Wäre es eur­er Mei­n­ung nach möglich, dass die Online-Lehre Vorteile aufweist, die in Zukun­ft stück­weise in Präsen­zver­anstal­tun­gen einge­bun­den werden?

Chris­tiane: Videoauf­nah­men sind sehr prak­tisch, wenn man sich Sachen nochmal anguck­en möchte.

Dominik: Aufze­ich­nun­gen von Inhal­ten sind wirk­lich prak­tisch gewe­sen, um nochmal etwas zu wieder­holen. Aber auch spon­tane Videokon­feren­zen hoffe ich in Zukun­ft häu­figer zu sehen. Das macht die Pla­nung von Ver­anstal­tun­gen bei Aus­fällen oder ähn­lichem sehr viel leichter.

Kathrin: Ich kann mich Dominik nur anschließen, zudem sind gewisse Sprech­stun­den oder auch Ver­anstal­tun­gen, die online stat­tfind­en, prak­tisch, da man flex­i­bel sein kann und nicht an einen Ort gebun­den ist.

Welche Aspek­te der Präsen­zlehre sehnt ihr am meis­ten herbei?

Chris­tiane: Kon­tak­te zu knüpfen.

Dominik: Mit vie­len Leuten in einem prall gefüll­ten Hör­saal sitzen.

Kathrin: Die Kommiliton:innen und Dozent:innen zu sehen und tief­gründi­ge Gespräche zu führen.

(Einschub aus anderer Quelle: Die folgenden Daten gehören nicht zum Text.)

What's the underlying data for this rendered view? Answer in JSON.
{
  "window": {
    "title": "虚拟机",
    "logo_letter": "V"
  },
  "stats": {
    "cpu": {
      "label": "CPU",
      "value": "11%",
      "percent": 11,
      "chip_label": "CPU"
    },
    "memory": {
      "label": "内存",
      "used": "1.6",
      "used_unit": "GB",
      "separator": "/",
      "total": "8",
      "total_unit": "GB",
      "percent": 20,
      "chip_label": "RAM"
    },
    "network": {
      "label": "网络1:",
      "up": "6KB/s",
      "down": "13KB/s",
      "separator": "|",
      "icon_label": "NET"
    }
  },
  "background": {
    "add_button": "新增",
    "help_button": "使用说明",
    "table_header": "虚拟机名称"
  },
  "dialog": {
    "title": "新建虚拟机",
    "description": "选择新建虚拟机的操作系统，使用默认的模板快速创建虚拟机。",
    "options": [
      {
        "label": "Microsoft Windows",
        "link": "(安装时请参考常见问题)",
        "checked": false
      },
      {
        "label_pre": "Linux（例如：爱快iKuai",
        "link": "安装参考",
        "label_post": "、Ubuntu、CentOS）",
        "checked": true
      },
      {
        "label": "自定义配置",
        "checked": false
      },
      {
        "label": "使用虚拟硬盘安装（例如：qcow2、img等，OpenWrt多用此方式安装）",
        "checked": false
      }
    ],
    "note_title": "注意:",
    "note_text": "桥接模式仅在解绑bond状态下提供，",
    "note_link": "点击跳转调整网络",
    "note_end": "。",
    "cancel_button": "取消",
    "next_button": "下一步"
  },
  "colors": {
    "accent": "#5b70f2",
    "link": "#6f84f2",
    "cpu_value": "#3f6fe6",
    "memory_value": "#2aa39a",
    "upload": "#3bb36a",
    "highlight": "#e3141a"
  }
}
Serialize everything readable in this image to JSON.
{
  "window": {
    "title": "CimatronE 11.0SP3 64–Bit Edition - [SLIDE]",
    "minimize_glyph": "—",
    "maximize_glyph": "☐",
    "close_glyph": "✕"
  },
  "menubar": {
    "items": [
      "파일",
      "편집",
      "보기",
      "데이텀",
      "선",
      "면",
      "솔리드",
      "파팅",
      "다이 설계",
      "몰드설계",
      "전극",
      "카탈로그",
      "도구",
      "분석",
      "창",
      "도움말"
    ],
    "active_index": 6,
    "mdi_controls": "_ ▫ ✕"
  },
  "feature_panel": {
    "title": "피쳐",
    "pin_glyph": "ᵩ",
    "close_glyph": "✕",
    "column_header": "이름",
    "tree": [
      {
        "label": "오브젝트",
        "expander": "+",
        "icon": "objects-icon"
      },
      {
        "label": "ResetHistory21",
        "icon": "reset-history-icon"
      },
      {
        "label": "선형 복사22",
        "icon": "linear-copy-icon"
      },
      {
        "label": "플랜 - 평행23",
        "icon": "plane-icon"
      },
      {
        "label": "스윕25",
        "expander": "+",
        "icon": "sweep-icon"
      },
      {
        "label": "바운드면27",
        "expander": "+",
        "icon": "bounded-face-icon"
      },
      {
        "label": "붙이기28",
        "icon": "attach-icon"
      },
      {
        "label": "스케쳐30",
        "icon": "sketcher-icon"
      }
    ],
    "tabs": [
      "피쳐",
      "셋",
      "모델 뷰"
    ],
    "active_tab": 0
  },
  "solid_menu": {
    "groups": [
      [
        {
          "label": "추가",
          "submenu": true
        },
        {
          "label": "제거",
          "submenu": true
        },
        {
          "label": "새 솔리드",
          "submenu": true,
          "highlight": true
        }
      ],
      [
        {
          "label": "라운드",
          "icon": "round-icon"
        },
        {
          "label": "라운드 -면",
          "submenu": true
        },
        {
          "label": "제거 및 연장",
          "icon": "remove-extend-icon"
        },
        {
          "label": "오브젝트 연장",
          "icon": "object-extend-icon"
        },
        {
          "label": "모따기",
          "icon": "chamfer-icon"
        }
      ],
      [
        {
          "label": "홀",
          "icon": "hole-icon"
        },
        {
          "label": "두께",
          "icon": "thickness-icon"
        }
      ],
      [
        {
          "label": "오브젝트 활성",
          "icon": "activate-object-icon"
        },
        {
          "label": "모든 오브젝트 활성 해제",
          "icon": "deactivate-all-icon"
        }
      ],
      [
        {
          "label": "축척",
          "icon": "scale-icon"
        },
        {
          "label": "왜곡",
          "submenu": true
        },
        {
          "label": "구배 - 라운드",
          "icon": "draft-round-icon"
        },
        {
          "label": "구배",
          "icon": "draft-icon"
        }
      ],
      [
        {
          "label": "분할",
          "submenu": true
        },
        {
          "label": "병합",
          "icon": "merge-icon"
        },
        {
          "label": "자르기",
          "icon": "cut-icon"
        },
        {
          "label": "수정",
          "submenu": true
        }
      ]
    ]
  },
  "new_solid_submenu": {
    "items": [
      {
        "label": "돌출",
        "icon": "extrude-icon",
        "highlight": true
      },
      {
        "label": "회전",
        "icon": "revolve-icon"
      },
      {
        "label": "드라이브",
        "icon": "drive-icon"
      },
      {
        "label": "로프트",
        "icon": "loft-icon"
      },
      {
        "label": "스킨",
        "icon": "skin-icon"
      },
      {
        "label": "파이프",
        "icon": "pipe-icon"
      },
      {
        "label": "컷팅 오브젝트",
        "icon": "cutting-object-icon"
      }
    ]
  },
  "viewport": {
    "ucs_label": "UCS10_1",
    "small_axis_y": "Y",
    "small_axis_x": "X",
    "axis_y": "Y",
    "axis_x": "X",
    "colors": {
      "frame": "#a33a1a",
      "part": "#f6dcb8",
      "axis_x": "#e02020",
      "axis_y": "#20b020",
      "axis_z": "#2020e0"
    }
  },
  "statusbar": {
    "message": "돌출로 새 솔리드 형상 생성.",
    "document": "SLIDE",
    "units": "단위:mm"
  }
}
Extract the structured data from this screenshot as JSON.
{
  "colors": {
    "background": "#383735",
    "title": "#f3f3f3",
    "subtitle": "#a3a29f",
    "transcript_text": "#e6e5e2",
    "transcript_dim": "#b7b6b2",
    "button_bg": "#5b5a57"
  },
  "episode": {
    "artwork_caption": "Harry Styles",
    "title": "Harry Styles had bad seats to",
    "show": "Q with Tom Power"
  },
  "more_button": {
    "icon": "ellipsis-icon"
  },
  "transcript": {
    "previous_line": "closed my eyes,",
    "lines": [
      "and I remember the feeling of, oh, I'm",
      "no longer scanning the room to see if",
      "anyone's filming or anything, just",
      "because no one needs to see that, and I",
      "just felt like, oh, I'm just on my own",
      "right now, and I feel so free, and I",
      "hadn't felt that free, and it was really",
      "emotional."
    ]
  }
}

Mit welchen Gefühlen blickt ihr demzu­folge auf das kom­mende Hybrid-Semester?

Chris­tiane: Ganz viel Vorfreude!

Dominik: Etwas ängstlich. Die Lehre ist voll­ständig in Präsenz ange­set­zt, während hierzu­lande, zumin­d­est nach dem Stand vom 20. August 2021, die Coro­na-Fal­lzahlen wieder stark steigen.

Kathrin: Ich bin sehr ges­pan­nt, allerd­ings gehe ich da nicht mit vie­len Erwartun­gen rein, um nicht allzu ent­täuscht zu sein, falls es doch nicht klap­pen sollte.